O termo “progressista”, empresado de Snyders, é utilizado para denominar as tendências que, partindo de uma análise crítica das realidades sociais, sustentam as finalidades sociopolíticas da educação. Como vai na contra-mão dos valores e ideologia dominantes na sociedade capitalista, esta pedagogia tem encontrado dificuldades para institucionalizar-se; todavia, tem servido de instrumento de luta dos professores, principalmente das redes públicas de ensino, ao lado de outras práticas sociais. Vejamos suas versões:

a) Tendência libertadora

Através de uma atuação “não-formal”, professores e alunos, midiatizados pela realidade que aprendem e da qual extraem o conteúdo da aprendizagem, atingem um nível de consciência crítica a fim de buscarem a transformação social; rejeita a “educação bancária” tradicional, com toda a seu verniz de erudição, desligada das práticas sociais, e também a educação renovada que, para os defensores desta tendência, oferecem apenas uma libertação psicológica e individual, sendo ambas domesticadoras.

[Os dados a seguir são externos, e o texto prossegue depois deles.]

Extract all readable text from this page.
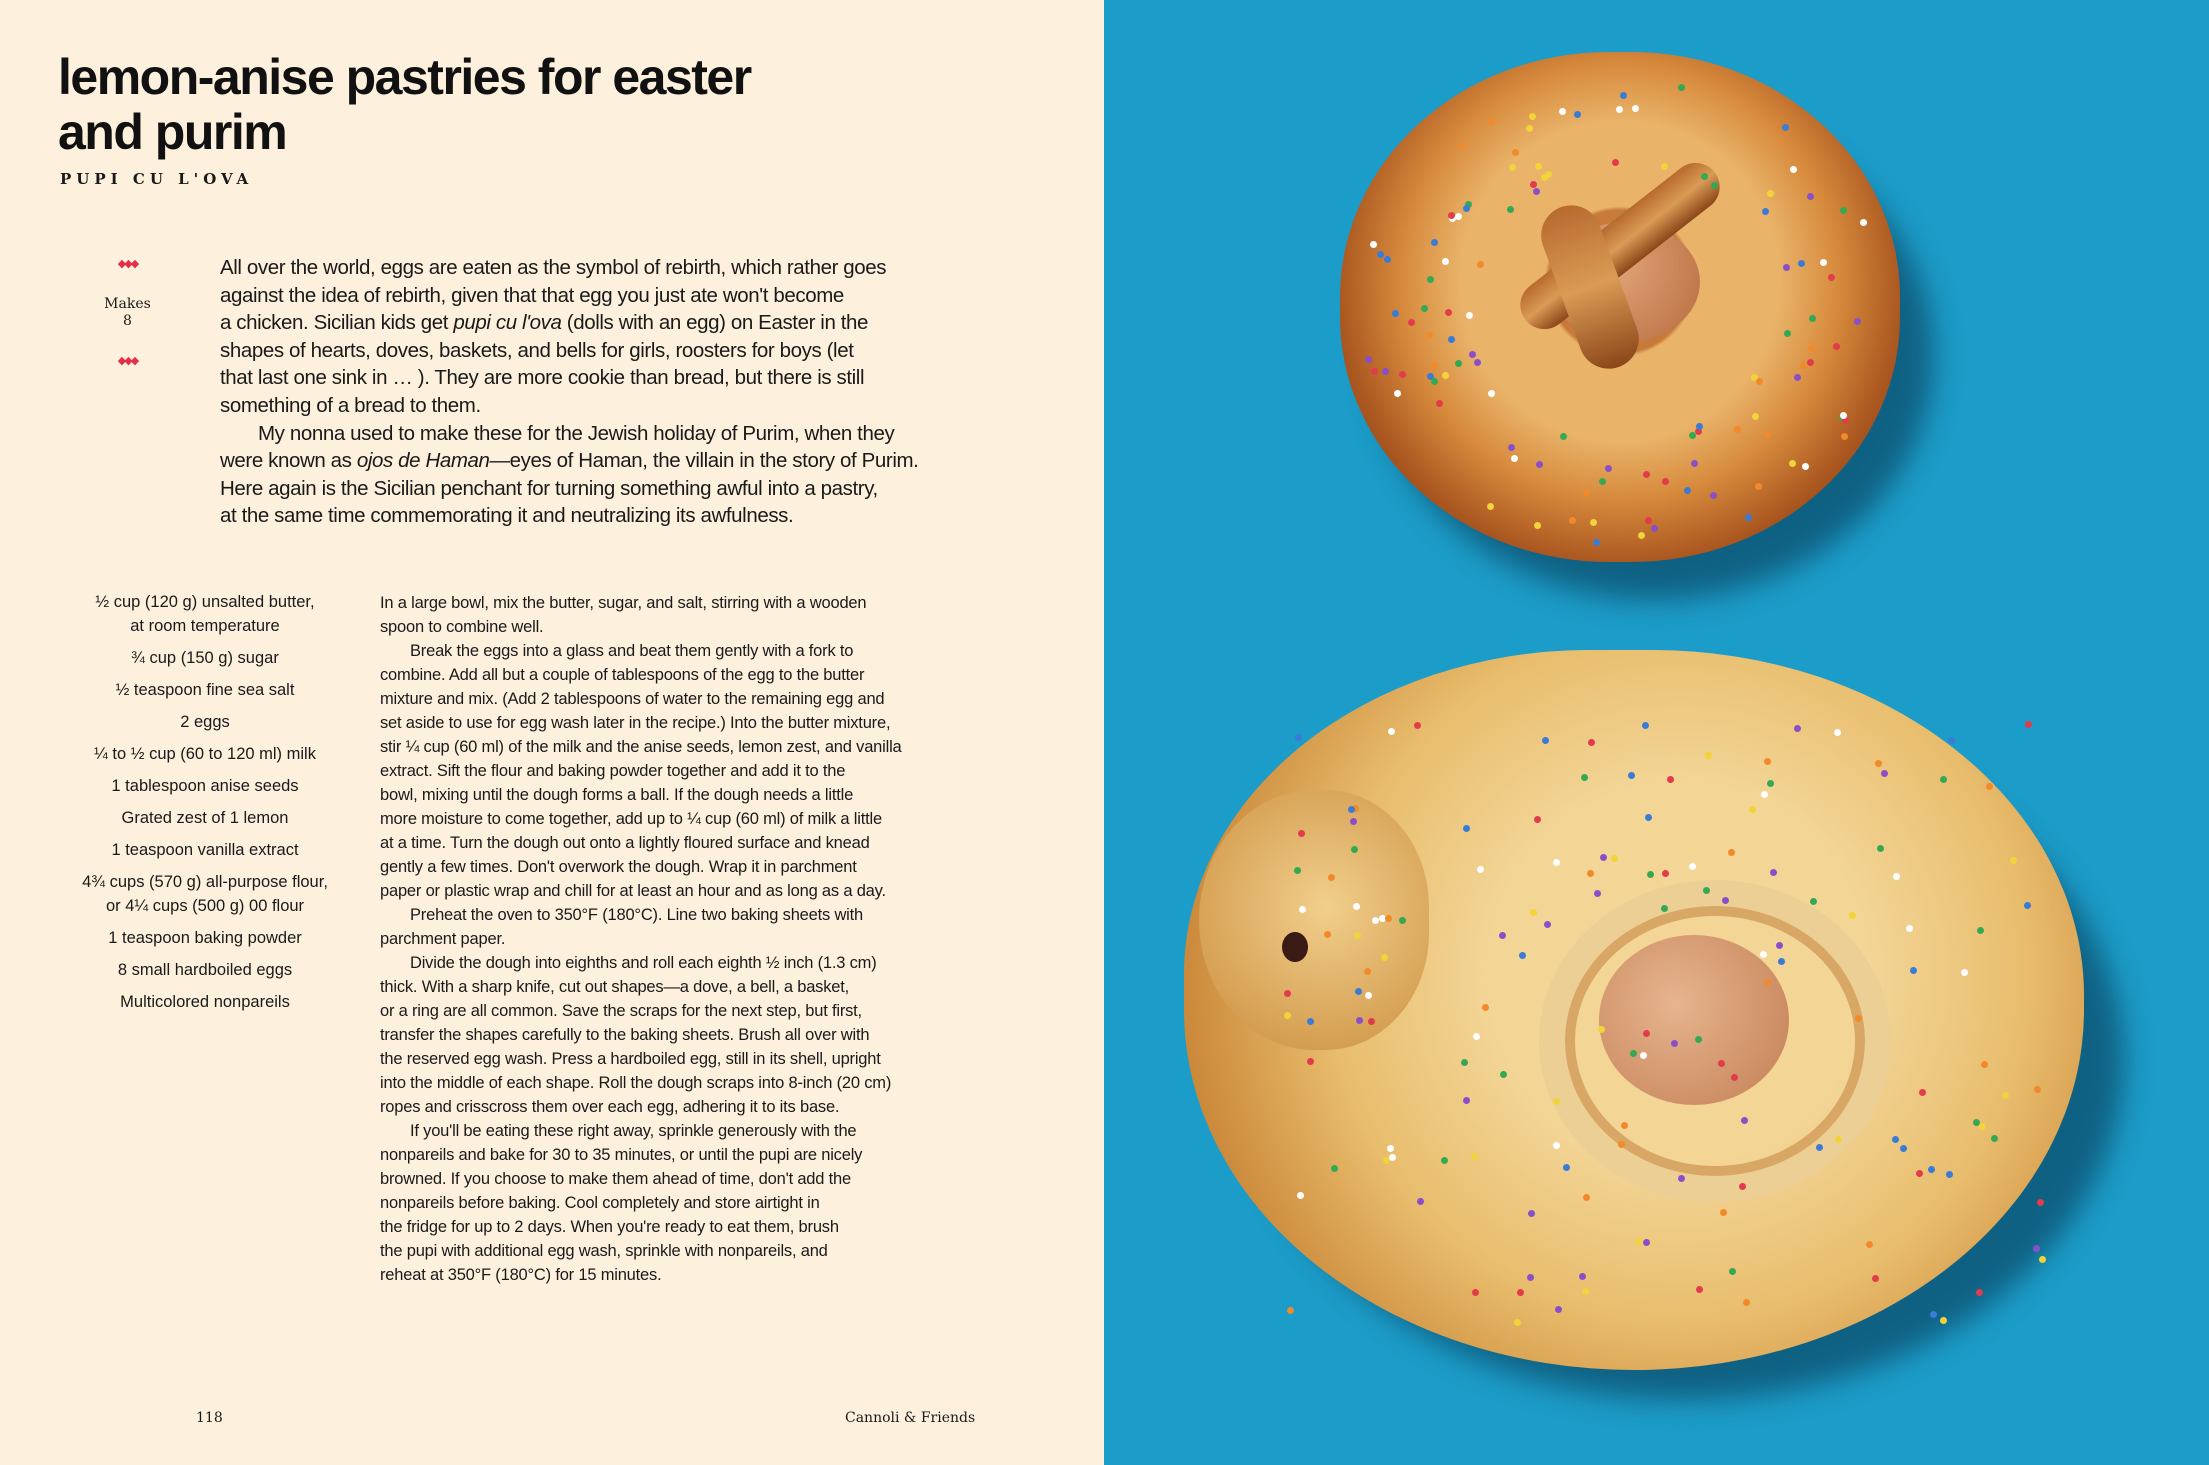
lemon-anise pastries for easter
and purim
PUPI CU L'OVA
◆◆◆
Makes
8
◆◆◆
All over the world, eggs are eaten as the symbol of rebirth, which rather goes
against the idea of rebirth, given that that egg you just ate won't become
a chicken. Sicilian kids get pupi cu l'ova (dolls with an egg) on Easter in the
shapes of hearts, doves, baskets, and bells for girls, roosters for boys (let
that last one sink in … ). They are more cookie than bread, but there is still
something of a bread to them.
My nonna used to make these for the Jewish holiday of Purim, when they
were known as ojos de Haman—eyes of Haman, the villain in the story of Purim.
Here again is the Sicilian penchant for turning something awful into a pastry,
at the same time commemorating it and neutralizing its awfulness.
½ cup (120 g) unsalted butter,
at room temperature
¾ cup (150 g) sugar
½ teaspoon fine sea salt
2 eggs
¼ to ½ cup (60 to 120 ml) milk
1 tablespoon anise seeds
Grated zest of 1 lemon
1 teaspoon vanilla extract
4¾ cups (570 g) all-purpose flour,
or 4¼ cups (500 g) 00 flour
1 teaspoon baking powder
8 small hardboiled eggs
Multicolored nonpareils
In a large bowl, mix the butter, sugar, and salt, stirring with a wooden
spoon to combine well.
Break the eggs into a glass and beat them gently with a fork to
combine. Add all but a couple of tablespoons of the egg to the butter
mixture and mix. (Add 2 tablespoons of water to the remaining egg and
set aside to use for egg wash later in the recipe.) Into the butter mixture,
stir ¼ cup (60 ml) of the milk and the anise seeds, lemon zest, and vanilla
extract. Sift the flour and baking powder together and add it to the
bowl, mixing until the dough forms a ball. If the dough needs a little
more moisture to come together, add up to ¼ cup (60 ml) of milk a little
at a time. Turn the dough out onto a lightly floured surface and knead
gently a few times. Don't overwork the dough. Wrap it in parchment
paper or plastic wrap and chill for at least an hour and as long as a day.
Preheat the oven to 350°F (180°C). Line two baking sheets with
parchment paper.
Divide the dough into eighths and roll each eighth ½ inch (1.3 cm)
thick. With a sharp knife, cut out shapes—a dove, a bell, a basket,
or a ring are all common. Save the scraps for the next step, but first,
transfer the shapes carefully to the baking sheets. Brush all over with
the reserved egg wash. Press a hardboiled egg, still in its shell, upright
into the middle of each shape. Roll the dough scraps into 8-inch (20 cm)
ropes and crisscross them over each egg, adhering it to its base.
If you'll be eating these right away, sprinkle generously with the
nonpareils and bake for 30 to 35 minutes, or until the pupi are nicely
browned. If you choose to make them ahead of time, don't add the
nonpareils before baking. Cool completely and store airtight in
the fridge for up to 2 days. When you're ready to eat them, brush
the pupi with additional egg wash, sprinkle with nonpareils, and
reheat at 350°F (180°C) for 15 minutes.
118	Cannoli & Friends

Os conteúdos de ensino baseiam-se nos “temas geradores”, extraídos da problematização das práticas e da vida dos educandos e da realidade sócio-política. Seu método é dialogal, valorizando os grupos de discussão. A relação professor-aluno é baseada na não-diretividade, sendo que, tanto educadores como educando, são sujeitos do ato de conhecimento e da ação transformadora; o professor é um animador que caminha junto com seus alunos, num trabalho de “aproximação de consciência”. Aprender é um ato que se dá na análise da realidade concreta; os passos da aprendizagem são: codificação-decodificação, problematização da situação, aproximação crítica da realidade do educando, chegando ao conhecimento pelo processo de compreensão, reflexão e análise crítica das situações-problema. O “pai” desta tendência é o educador brasileiro Paulo Freire, com trabalhos e projeção internacional nas últimas décadas, tem influenciado sindicatos e movimentos populares. Alguns grupos atuam não apenas em nível da prática popular, mas também por meio de publicações independentes das idéias originais da pedagogia libertadora. Apesar de ter sido formulada para a educação de adultos ou a educação popular, muitos professores vêm tentando coloca-la em prática em todos os graus do ensino formal.
b)Tendência libertária

            A educação escolar tem como objetivo a transformação da personalidade dos alunos num sentido libertário e autogestionário, procurando criar mecanismos institucionais de mudança que preparem os alunos para atuarem em instituições “externas”. Resiste à burocracia que dificulta a autonomia da escola. Nesta tendência não há conteúdos de ensino propriamente ditos ou predeterminados, mas dependentes dos interesses dos alunos e das experiências vividas pelo grupo; procura estimular e criar mecanismos de participação crítica, levando à descoberta de respostas originais às necessidades e exigências da vida social. Seu método é baseado na autogestão, na vivência grupal e nas experiências vividas; valoriza os contatos, as discussões, as assembléias, cooperativas e outras formas de participação pela expressão da palavra, organização e execução de trabalhos comunitários. A relação professor-aluno também é não-diretiva, como na libertadora, sendo o professor um orientador, um conselheiro e um catalisador, que se mistura ao grupo para uni-lo e anima-lo. O saber deve ter um uso prático, dando-se a aprendizagem de maneira informal, via grupo, que serve de motivação para o crescimento pessoal e grupal. A pedagogia libertária abrange quase todas as tendências antiautoritárias em educação: a anarquista, a psicanalítica, a dos sociólogos e dos professores progressistas em geral. Entre outros, podemos citar os seguintes autores libertários: Lobrot, Freinet, Vasques, Cury, Miguel Gonzalez Arroyo e Ferrer y Guardiã; entre nós, temos o professor Maurício Tragtemberg, apesar de ter um enfoque menos pedagógico e mais crítico das instituições, em favor de um projeto autogestionário.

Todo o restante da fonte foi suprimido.